Highlights of the record include ‘Grief to Oscuro’, the hugely atmospheric instrumental title track and ‘Soul Profundis’. The last track deserves a special mention as it includes everything which makes melodic death metal so poignant and strong when done right. Fast passages segue into doom-like dirges, acoustics merge flawlessly with death metal and a passionate vocal performance and funky bass guitar playing add to the fireworks. If you decide to sample a track of this record, that one comes highly recommended.

The dry and somewhat clinical production is mostly similar to that of “The Gloomy…”, but on all fronts is it cleaner and less gritty. The guitar tone goes for the Sunlight Studio type sound, and the drum kit sounds more organic, full and warm this time around. There is more clarity, definition and bite to the guitars here, and especially the leads/solos benefit from this treatment. The bass guitar can be clearly heard popping and plucking away, while the record is not overly bass-heavy the kickdrums and bass guitar thankfully do add to the overall heaviness quota. The acoustics sound roomy, and never clash with the earthy production. That is not to say that there aren’t any faults with the production work. For one, there’s little low end to the whole – and it does tend to sound a bit processed and, well, too dry and lacking in crunch at times.

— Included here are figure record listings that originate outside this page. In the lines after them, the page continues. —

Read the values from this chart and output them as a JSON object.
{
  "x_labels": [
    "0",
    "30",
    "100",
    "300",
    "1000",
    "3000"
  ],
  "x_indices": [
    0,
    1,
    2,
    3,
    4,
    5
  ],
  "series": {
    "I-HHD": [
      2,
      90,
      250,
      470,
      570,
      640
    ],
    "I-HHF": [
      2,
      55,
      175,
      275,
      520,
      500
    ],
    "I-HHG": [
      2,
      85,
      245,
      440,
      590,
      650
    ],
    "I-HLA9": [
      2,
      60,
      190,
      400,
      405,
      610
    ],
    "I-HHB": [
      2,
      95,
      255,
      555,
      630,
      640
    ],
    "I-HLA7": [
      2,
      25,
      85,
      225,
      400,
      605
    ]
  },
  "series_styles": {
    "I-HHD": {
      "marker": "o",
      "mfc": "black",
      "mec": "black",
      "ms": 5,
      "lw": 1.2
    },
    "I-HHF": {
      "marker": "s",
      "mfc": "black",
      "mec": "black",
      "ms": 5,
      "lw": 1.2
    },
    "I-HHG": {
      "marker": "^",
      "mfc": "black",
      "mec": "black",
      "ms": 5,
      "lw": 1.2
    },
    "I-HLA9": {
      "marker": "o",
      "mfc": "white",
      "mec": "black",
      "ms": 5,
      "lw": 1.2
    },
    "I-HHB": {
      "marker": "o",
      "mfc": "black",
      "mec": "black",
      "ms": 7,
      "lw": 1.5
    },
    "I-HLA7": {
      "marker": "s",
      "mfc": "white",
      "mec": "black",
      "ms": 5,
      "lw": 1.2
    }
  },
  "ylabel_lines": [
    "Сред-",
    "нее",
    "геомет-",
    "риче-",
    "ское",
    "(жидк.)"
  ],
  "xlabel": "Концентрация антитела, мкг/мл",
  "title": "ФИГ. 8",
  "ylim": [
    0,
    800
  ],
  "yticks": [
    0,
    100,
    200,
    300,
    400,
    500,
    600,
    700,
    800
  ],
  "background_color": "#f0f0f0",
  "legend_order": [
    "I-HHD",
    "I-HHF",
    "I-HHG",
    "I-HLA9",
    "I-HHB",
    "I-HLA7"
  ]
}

From the preceding record only Oscar Clorio (drums) and César Sánchez (guitars) remain. Julio Viterbo makes his debut on guitar here, and the riffing and use of unconventional melody is akin to that of Alf Svensson from At the Gates. The shouted shrieks of Edgardo González mostly ape Tompa Lindberg’s style on the aforementioned At the Gates record, and the bass guitar playing of Fernando Garcilazo is surprisingly vital to the compositions. It is a lot more adventurous than many of their contemporaries in North America and Europe. It is never wildly exotic or funky, but it does add a lot of flair to the riffs and the swirling and conflicting melodies.

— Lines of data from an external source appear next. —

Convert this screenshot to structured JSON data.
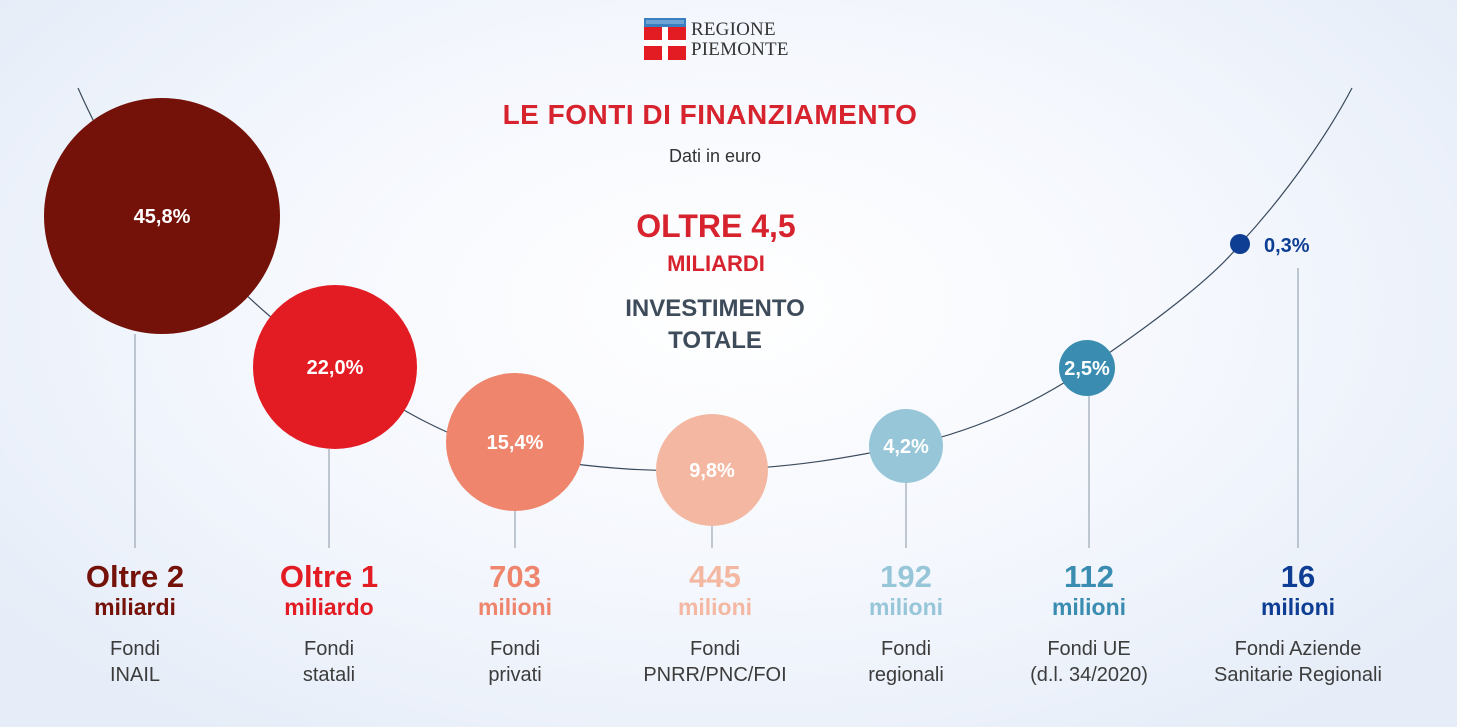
{
  "logo": {
    "line1": "REGIONE",
    "line2": "PIEMONTE"
  },
  "title": "LE FONTI DI FINANZIAMENTO",
  "subtitle": "Dati in euro",
  "total": {
    "value": "OLTRE 4,5",
    "unit": "MILIARDI",
    "caption_line1": "INVESTIMENTO",
    "caption_line2": "TOTALE"
  },
  "colors": {
    "title_red": "#d7232d",
    "inail": "#741209",
    "statali": "#e31b23",
    "privati": "#ee856c",
    "pnrr": "#f4b8a2",
    "regionali": "#97c6d8",
    "ue": "#3a8db1",
    "aziende": "#0e3e94",
    "curve": "#3a4a5c"
  },
  "chart_data": {
    "type": "bubble",
    "title": "LE FONTI DI FINANZIAMENTO",
    "subtitle": "Dati in euro",
    "series": [
      {
        "name": "Fondi INAIL",
        "percent": 45.8,
        "percent_label": "45,8%",
        "amount_label": "Oltre 2",
        "unit": "miliardi",
        "source_line1": "Fondi",
        "source_line2": "INAIL",
        "color": "#741209"
      },
      {
        "name": "Fondi statali",
        "percent": 22.0,
        "percent_label": "22,0%",
        "amount_label": "Oltre 1",
        "unit": "miliardo",
        "source_line1": "Fondi",
        "source_line2": "statali",
        "color": "#e31b23"
      },
      {
        "name": "Fondi privati",
        "percent": 15.4,
        "percent_label": "15,4%",
        "amount_label": "703",
        "unit": "milioni",
        "source_line1": "Fondi",
        "source_line2": "privati",
        "color": "#ee856c"
      },
      {
        "name": "Fondi PNRR/PNC/FOI",
        "percent": 9.8,
        "percent_label": "9,8%",
        "amount_label": "445",
        "unit": "milioni",
        "source_line1": "Fondi",
        "source_line2": "PNRR/PNC/FOI",
        "color": "#f4b8a2"
      },
      {
        "name": "Fondi regionali",
        "percent": 4.2,
        "percent_label": "4,2%",
        "amount_label": "192",
        "unit": "milioni",
        "source_line1": "Fondi",
        "source_line2": "regionali",
        "color": "#97c6d8"
      },
      {
        "name": "Fondi UE (d.l. 34/2020)",
        "percent": 2.5,
        "percent_label": "2,5%",
        "amount_label": "112",
        "unit": "milioni",
        "source_line1": "Fondi UE",
        "source_line2": "(d.l. 34/2020)",
        "color": "#3a8db1"
      },
      {
        "name": "Fondi Aziende Sanitarie Regionali",
        "percent": 0.3,
        "percent_label": "0,3%",
        "amount_label": "16",
        "unit": "milioni",
        "source_line1": "Fondi Aziende",
        "source_line2": "Sanitarie Regionali",
        "color": "#0e3e94"
      }
    ]
  }
}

There exist several pressings of this record. The original album was released by Cyber Music in 1994. In 1999 the album was re-issued by Mexican label Oz Records first in its original form. The same label re-released the album a second time, now adding 5 bonus tracks, of which 3 live tracks and two studio outtakes. The three live tracks are ‘Crying Frost’ and ‘Lorn Ends’ two tracks that would appear on Cenotaph’s next album “Epic Rites” and a live recording of ‘The Solitudes’. ‘As the Darkness Burns’ would appear on “Epic Rites” as well. ‘Everlasting Command’ would appear in its definitive form on the band’s final album “Saga Belica” from 2002.

If you like a different on the early sound of At the Gates then this album is certainly worthy of your consideration and time.